A medieval jousting competition is held in early June, recreating the saga of Don Suero. San Juan is celebrated on the 24th of June.
Minor Detour via Villares de Órbigo
When leaving town, the camino once again splits. The preferred (though unofficial) path is to the right, passing through nearby Villares de Órbigo and scenic countryside. Both routes now rejoin in Santibañez, though if you take the road route it is also possible to stay on the road all the way to San Justo de la Vega. Unless it has been particularly rainy the route through Santibañez is the recommended and most scenic route. For either option, take plenty of water when departing Santibañez.

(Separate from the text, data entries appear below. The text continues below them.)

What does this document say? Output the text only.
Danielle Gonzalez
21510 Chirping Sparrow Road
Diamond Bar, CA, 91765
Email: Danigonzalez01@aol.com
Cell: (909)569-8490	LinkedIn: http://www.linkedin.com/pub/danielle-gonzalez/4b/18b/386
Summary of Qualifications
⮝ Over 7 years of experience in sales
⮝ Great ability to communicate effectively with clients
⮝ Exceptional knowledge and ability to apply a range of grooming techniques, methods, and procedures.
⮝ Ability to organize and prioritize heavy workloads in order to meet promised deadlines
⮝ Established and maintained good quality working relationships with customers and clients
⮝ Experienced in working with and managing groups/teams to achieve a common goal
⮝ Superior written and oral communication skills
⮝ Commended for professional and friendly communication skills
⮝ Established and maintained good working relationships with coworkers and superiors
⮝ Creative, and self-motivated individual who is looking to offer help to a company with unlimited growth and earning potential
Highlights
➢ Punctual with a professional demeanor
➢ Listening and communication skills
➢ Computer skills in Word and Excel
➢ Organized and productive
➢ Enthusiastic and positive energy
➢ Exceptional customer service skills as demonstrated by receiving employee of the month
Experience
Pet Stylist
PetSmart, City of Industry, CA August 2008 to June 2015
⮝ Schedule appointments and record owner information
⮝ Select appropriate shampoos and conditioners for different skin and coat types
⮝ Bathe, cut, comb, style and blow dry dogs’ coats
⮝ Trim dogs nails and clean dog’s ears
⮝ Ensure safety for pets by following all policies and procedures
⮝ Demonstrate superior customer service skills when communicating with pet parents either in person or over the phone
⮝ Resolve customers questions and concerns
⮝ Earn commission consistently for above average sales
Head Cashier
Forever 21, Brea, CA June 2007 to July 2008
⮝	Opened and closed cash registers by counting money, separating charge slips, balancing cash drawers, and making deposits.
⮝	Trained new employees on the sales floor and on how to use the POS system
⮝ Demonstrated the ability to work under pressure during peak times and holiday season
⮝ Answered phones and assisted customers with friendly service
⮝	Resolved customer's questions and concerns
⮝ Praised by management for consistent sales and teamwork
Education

Where there are rivers with bridges there is always history to be found. Not much exists on paper, but historians theorize about Suevi and Visigoths battling in the 5th century as well as a few other skirmishes during the 10th century. All of these have been overshadowed by the much more romantic and noble story of Don Suero.
Don Suero de Quiñones was a Leonese knight who made history here in the summer of 1434, though the feats were not recorded until 1588. During that 150 years, we can assume that exaggerations were made, but that is of no matter when you are standing on the bridge and imagining a scene out of Don Quixote.
It was here that Don Suero and nine of his fellow knights defended this pass against all challengers; the event was staged but very much real and was approved by the king as a means for Don Suero to prove his love his lady, Leonor de Tovar. He and his men were determined to break 300 lances but after 166 of the 700 scheduled battles they were too injured to reach their goal. Don Suero, also injured in the event, ultimately set off for Santiago on his own pilgrimage.